Marinella Senatore: In 2012 I founded The School of Narrative Dance, following Rosas, the largest participatory project ever made, with over 20,000 participants from 3 countries: Spain, Great Britain and Germany. I understood that a “container” was needed, a sort of umbrella under which to define a belonging; the consequences of the projects, although not controlled in any way by me, also had to do with an important level of affection but also responded to very urgent requests for people – and perhaps also for me – such as that of belonging. Teaching has always intrigued me, especially the questioning of many vertical systems within it, not adhering to social changes and or the potential of empowerment, to a flowering of individuals, to the subversive capacity of a vulnerable person to be re-read and relived in a completely different way – first of all by itself – and then also by others. But sometimes you have to “escape” to make things happen and the vigilance on your role, which at any time can become abusive, is a very serious thing for me.
SpeakART: And what about the environment or the context in which these are or are realized?
Marinella Senatore: I am interested in the stratifications of different narratives, and certainly not to be abusive first of all in the relationship, but in the approach to space.
We often talk about “environment” when describing my work and I like this consideration.
However, that “environment” for me is not to be understood only as a real physical place (the street, or the hall of a museum or gallery), but also as a virtual place circumscribed by the photographic or cinematographic frame, or by the margins of a simple sheet of paper.
In these “environments”, I put each individual in relationship with unexpected and often heterogeneous elements, but always universally recognizable, so as to facilitate their participation in the energy generated by them.
My works are therefore site-specific and fluid: site-specific because they are conceived taking into account the specific “environment” in which they develop; fluid because they are based on a potentially infinite inclusion of the elements involved.

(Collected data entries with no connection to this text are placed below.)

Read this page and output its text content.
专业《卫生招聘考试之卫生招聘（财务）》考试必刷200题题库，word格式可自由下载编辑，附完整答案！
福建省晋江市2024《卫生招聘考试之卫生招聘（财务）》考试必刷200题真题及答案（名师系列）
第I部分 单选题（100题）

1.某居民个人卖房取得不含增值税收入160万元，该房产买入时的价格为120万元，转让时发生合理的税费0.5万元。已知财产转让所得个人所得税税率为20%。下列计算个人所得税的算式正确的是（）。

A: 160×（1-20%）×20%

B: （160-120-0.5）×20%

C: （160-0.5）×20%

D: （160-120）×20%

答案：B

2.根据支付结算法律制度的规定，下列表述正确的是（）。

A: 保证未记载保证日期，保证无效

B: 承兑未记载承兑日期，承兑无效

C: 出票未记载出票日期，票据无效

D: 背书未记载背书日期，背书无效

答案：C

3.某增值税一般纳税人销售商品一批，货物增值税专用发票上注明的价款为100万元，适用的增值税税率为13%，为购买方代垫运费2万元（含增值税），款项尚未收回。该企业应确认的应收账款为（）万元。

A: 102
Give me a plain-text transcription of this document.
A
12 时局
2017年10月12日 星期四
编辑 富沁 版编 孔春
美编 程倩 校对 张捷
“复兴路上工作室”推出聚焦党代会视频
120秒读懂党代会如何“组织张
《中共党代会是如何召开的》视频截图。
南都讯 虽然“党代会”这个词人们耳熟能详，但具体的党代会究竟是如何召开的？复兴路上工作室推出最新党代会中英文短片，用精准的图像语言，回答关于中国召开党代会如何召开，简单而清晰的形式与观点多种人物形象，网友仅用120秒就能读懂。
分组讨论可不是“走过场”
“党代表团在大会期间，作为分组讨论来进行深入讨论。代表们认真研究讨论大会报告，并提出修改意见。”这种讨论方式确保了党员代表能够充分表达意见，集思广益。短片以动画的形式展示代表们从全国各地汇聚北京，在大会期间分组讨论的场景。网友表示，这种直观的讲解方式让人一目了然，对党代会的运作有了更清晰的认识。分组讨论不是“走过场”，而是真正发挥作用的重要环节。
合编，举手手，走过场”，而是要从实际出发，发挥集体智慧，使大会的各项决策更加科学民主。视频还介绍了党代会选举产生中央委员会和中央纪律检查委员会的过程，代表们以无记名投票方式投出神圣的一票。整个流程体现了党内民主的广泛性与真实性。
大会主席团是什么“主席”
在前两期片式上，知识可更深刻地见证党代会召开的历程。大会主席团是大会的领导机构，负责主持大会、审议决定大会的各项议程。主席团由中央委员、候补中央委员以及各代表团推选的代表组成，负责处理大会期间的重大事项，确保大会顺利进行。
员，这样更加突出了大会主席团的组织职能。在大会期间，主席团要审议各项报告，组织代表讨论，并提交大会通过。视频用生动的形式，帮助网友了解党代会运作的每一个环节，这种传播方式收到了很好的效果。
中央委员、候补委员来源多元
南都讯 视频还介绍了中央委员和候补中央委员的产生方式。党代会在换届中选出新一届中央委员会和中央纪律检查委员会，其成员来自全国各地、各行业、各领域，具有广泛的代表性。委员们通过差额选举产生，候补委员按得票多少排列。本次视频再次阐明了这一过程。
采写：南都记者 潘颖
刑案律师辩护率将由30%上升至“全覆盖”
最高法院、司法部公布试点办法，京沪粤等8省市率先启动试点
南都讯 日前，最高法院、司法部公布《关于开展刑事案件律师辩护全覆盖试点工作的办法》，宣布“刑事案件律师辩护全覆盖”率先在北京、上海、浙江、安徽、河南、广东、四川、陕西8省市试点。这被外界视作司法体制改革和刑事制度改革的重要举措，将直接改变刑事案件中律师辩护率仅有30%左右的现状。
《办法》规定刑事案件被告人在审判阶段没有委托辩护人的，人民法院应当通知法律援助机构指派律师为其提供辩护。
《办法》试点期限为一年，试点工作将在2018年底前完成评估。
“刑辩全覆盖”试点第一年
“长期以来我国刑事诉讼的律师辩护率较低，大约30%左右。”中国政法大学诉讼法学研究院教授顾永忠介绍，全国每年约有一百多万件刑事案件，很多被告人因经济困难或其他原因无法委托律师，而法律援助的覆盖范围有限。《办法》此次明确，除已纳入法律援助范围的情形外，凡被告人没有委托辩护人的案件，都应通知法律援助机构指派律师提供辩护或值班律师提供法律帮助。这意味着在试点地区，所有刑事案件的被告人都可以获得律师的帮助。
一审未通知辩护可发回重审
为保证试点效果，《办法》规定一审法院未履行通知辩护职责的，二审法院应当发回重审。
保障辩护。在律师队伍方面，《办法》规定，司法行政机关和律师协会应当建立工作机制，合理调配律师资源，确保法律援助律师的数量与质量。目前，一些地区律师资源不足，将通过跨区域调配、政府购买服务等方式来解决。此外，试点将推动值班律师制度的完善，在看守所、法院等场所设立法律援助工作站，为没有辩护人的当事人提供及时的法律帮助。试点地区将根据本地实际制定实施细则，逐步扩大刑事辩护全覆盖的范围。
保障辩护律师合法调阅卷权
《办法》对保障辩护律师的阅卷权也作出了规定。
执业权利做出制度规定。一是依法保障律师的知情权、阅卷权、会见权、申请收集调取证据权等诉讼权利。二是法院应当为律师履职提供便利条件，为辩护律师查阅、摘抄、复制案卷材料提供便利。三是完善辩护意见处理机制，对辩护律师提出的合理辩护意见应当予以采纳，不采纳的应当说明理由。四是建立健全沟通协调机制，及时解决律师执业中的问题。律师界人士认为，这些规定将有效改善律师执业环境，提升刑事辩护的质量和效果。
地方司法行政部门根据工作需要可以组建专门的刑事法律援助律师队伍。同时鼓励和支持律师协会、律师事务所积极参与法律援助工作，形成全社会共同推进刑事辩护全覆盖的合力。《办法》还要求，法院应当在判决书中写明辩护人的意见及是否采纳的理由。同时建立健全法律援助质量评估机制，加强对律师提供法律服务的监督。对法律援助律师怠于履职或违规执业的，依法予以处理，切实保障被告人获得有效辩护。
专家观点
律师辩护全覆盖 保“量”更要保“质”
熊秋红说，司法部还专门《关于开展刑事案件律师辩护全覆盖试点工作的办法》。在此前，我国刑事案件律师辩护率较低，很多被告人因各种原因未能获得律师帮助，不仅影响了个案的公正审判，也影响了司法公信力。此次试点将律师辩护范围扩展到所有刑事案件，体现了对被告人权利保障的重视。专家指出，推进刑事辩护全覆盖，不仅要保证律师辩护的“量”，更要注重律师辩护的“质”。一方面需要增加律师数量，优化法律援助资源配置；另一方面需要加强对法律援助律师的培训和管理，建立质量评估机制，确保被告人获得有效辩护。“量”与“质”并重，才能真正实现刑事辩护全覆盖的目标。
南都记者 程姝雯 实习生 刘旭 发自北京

SpeakART: “We Rise by Lifting Others” is the installation that until February 7 was hosted by Palazzo Strozzi in Florence, closely linked to the era we are living in: how did it come about? What did you want to convey, at a time when you are unable to freely enjoy art?
Marinella Senatore: I have been working with illuminations since 2014: they are elements part of that popular culture that has so much importance in my practice and the collaboration with artisans, composers, choreographers, workers, activists is the basis of many aesthetic choices. I mention only a few aspects of the lights, in particular rose windows and portals that become mantra-like wheels, therefore elements catalysts of energy and are always thought of as monuments to the present, to people, to the here and now. In the work at Palazzo Strozzi I was interested in creating an installation that was a social and temporary architecture (which is the aspect that interests me most of contemporary architecture in general), not a monument to a historical power figure, (in this sense I hate the concept of monument), but to an idea of community, celebratory yes, but of a very different idea. The texts that I include start from other people who in turn activate people: I take them from my archives, they can be words that I see on the t-shirts of demonstrators in the street or shared in the participatory experiences that I do. They are not even mottos that want to teach something to someone, they are simply words of people given to other people.
SpeakART: Thanks to social networks, the images of your work have gone around the world, virtually uniting people: do you think they have an influence or a connection with your work in some way?
Marinella Senatore: It probably has some relevance; I certainly use them to communicate with thousands of participants to the projects: for me ‘leaving’ a community is just as important as entering it and you need to take great care.